︶꒦꒷ 𝚁𝚘𝚣𝚍𝚣𝚒𝚊ł 𝟻 ꒷꒦︶

220 12 13
                                    

— Nie chcę być nie miły, ale nie przypominam sobie, byś mówił mi jak masz na imię... — Wymruczał w końcu będąc gotowym na jakiekolwiek słowa Rody. — Skoro zostaje tutaj na pare dni, może najpierw jakkolwiek sie poznamy?

— O cholera, faktycznie! Przepraszam za moje maniery... Jestem Florian. — Uśmiechnął się delikatnie, chociaż nie ukrył tego, że poczuł się co najmniej głupio w związku z jego zachowaniem. — Jak już mówiłem, co jakiś czas zjawiałem się w restauracji Pana Vincenta i jestem znajomym Nicolasa, z którym masz okazję się przyjaźnić.

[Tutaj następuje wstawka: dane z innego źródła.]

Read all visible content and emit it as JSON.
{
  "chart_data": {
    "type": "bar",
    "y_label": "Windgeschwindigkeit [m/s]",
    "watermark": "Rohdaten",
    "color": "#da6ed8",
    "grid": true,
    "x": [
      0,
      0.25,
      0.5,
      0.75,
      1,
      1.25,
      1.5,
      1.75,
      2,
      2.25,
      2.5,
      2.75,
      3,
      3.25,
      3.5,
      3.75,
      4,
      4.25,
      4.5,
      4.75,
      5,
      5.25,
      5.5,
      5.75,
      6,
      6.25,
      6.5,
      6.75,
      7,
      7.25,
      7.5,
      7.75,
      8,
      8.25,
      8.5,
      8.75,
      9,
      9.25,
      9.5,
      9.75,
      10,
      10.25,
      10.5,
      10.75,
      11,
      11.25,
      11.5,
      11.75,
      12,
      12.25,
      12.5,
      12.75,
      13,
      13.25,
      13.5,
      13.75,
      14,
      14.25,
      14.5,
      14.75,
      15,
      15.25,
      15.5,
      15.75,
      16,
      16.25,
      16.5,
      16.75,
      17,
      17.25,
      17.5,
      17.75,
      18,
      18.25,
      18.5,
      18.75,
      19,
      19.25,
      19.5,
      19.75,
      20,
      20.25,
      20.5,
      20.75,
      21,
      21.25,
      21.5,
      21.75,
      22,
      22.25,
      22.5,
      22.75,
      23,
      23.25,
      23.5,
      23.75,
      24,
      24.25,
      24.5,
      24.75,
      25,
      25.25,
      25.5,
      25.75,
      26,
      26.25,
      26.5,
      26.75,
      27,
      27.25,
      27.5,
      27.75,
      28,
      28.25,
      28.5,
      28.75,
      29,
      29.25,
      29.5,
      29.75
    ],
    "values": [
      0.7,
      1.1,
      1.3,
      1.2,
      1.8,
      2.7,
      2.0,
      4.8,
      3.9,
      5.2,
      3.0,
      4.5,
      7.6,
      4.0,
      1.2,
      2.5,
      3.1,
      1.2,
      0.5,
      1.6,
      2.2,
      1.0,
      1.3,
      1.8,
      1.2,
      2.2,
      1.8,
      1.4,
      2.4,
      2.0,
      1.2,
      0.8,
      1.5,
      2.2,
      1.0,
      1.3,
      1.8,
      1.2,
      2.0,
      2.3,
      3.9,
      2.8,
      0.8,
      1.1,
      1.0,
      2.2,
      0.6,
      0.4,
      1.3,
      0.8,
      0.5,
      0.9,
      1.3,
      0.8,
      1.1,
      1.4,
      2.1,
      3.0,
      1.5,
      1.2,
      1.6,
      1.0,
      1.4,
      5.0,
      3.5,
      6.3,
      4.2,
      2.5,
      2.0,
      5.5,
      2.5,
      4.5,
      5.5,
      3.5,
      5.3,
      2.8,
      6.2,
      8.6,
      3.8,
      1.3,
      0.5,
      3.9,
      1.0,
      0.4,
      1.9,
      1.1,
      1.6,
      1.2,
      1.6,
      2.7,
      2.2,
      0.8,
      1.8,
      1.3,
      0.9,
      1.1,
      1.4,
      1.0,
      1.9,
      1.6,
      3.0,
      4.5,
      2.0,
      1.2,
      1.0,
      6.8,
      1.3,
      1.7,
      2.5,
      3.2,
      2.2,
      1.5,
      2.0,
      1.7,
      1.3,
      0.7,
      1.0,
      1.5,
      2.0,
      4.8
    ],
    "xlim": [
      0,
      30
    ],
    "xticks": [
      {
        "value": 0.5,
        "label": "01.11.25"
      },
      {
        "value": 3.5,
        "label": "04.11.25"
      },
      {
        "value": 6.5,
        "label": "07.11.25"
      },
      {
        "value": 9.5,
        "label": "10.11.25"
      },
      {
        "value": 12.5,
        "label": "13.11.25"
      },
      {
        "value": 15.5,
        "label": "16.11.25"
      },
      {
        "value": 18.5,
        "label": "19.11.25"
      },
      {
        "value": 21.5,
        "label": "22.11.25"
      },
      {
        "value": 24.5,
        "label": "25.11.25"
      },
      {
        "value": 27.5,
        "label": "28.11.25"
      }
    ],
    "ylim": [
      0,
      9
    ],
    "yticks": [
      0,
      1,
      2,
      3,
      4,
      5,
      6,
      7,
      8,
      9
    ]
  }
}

— Właściwie, to miałem okazje się przyjaźnić. Miałem cię pytać, czy przypadkiem nie powiedziałeś mu o tym wszystkim, co zobaczyłeś. Po prostu zadzwonił do mnie z krzykiem, że nie chce mnie znać, i nawet nie chciał o de mnie żadnych wyjaśnień. Nie chcę cię oskarżać, ale mimo wszystko zdało mi się to jakieś dziwne.

— Dowiedział się? —  Zdziwił się starszy. Sam nie wiedział o co chodzi i jedno bylo pewne, a mianowicie to, że nie miał z tym nic wspólnego. — Ale jak? — Dopytał, drapiąc nerwowo swoją skórę. 

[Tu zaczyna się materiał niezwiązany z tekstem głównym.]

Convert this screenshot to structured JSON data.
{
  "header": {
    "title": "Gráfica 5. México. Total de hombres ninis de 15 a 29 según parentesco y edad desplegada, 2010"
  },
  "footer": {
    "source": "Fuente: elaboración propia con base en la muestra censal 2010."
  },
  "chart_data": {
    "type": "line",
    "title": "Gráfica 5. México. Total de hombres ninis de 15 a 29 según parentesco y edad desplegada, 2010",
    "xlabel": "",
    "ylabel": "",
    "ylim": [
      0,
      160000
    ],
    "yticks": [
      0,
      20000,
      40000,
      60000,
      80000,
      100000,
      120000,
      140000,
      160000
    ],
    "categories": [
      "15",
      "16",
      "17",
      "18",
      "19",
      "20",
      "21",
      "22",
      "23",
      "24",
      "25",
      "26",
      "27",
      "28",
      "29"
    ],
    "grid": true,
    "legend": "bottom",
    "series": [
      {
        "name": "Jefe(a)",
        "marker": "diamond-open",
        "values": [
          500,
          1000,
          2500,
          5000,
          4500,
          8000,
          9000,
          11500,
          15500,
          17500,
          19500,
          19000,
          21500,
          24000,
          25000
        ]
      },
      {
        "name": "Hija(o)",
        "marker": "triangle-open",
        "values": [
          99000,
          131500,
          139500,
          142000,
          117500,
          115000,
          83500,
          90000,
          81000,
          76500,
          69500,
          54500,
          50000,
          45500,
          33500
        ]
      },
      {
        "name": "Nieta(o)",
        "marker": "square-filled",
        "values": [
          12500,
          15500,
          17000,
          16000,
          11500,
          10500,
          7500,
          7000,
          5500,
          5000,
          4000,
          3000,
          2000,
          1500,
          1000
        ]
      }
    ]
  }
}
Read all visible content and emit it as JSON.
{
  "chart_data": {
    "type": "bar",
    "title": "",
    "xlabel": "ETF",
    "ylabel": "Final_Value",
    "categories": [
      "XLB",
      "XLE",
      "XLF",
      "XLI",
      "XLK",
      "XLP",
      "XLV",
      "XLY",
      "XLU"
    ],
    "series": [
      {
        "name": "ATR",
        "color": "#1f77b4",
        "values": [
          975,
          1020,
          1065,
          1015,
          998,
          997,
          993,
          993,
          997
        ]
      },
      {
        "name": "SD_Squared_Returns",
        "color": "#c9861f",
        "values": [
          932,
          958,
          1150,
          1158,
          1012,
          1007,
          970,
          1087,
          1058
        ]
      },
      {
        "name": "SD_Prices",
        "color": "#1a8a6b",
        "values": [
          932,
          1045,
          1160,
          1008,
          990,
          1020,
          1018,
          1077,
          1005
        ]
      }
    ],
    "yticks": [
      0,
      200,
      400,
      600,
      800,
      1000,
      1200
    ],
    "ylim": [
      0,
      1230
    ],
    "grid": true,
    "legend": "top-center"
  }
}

— Skoro to nie byłeś ty, to pisali o mnie. Nie widzę innej opcji. — Mruknął dość cicho i zaiste niepewnie. Po chwili uznał, że to zbyt logiczne, by nie mogło być prawdą. W końcu był sprawcą. — Nie potrzebnie tutaj przyjeżdżałem, skoro ktoś mógł o mnie pisać, to policja mnie szuka.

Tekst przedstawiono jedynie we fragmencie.